Twenty minutes later, they knocked on our door.
It was a pity I’d already gone up to red alert, because that left me with nowhere to go when I found myself stood in the doorway at quarter past two in the morning answering a policeman’s questions about whether I’d heard any noises, and how well I knew the neighbours, and - in more veiled terms - whether Ian likes to while away the long winter evenings beating Pam up with a baseball bat. “No", “Well-ish", and “Most definitely not” were my answers.
She’d “had a bit of a tumble” apparently. More than that they weren’t divulging, so I came back inside and went to bed, though not before seeing a second police van turn up. Curiouser and curiouser.
This morning, one of the vans was still there. I went next door to see if Ian was home, and make sure he was okay. I knocked, and someone called to me from behind. That was when I realised the police van was occupied. It turned out Ian was at the station, and the house was being kept under constant vigil, presumably so he couldn’t get one of his mates to go round and hide his baseball bat. I took the opportunity to reiterate my conviction that he’s a jolly nice chap and would never get up to such shenanigans.
This afternoon the van disappeared, so I suppose they’d decided after all that it wasn’t suspicious. Sure enough, there was another knock on the door this evening and it was Ian, released from the interrogation room. He started to tell me what had happened.

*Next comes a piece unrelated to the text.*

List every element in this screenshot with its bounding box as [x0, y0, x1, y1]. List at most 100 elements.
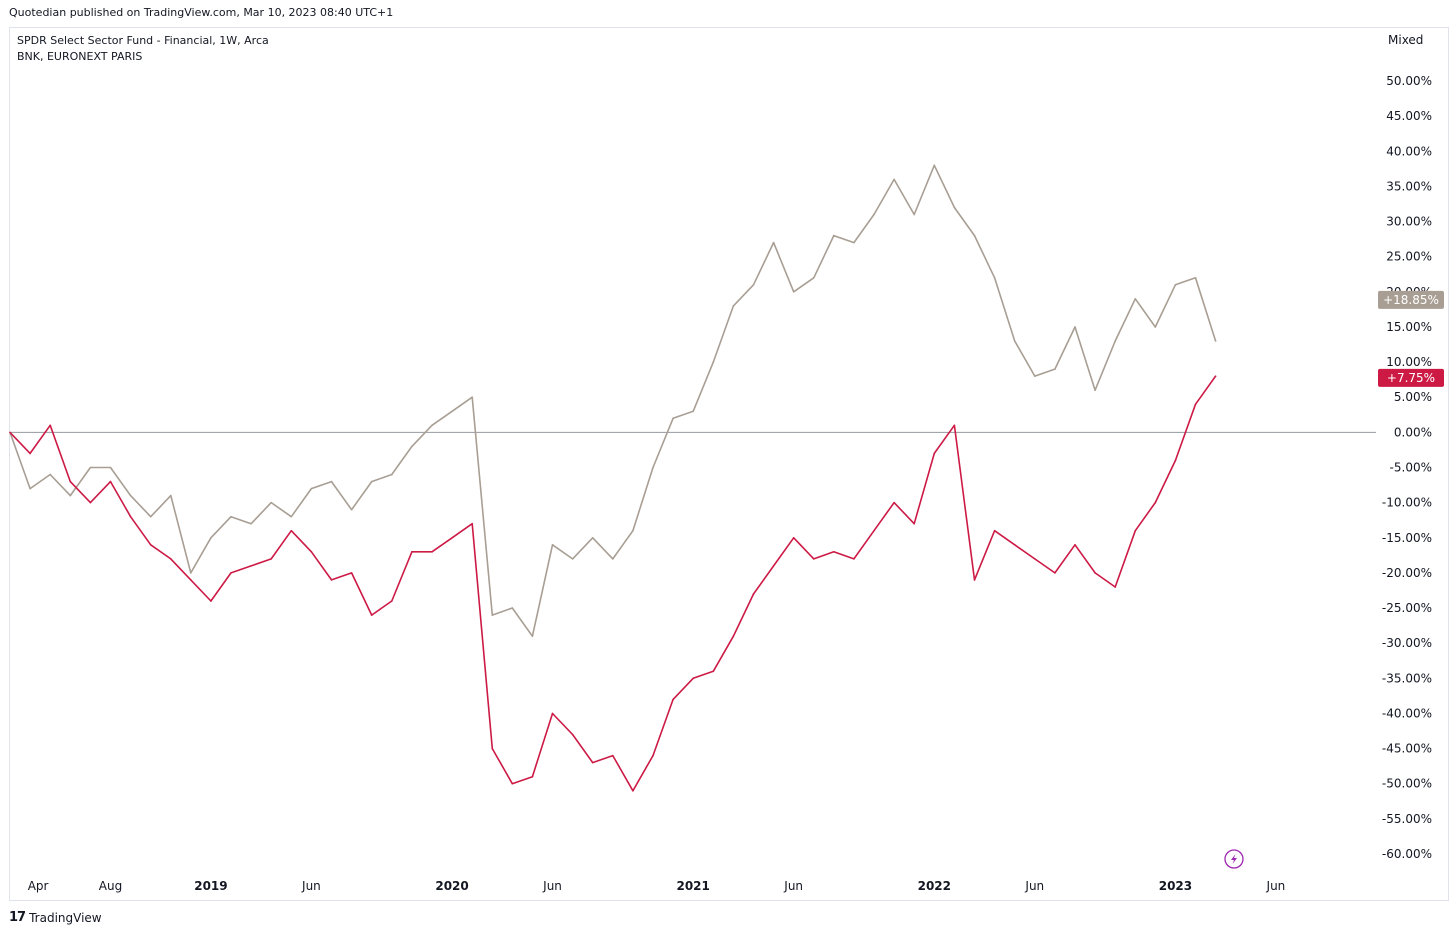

The short version is that Pam got up in the night and fell down the stairs. But as Ian told the story, I started to get the impression - though he didn’t say it outright - that the thing he wasn’t saying was that the fall had been fatal. I couldn’t bring myself to ask, but it gradually became clear that this was indeed the case.
With hindsight I suppose it was obvious, what with all the police, and the fact that the ambulance didn’t exactly hurry to get her to hospital, but it’s not the sort of thing you believe can be true. The one thing that happens to everyone is the last thing you expect to happen to anyone. Which, I suppose, it is.
Poor Pam. She was ever such a nice lady. And poor Ian. I wish there was something I could do to help him, but reanimating the dead has never been my strong suit.
It’s all terribly depressing really.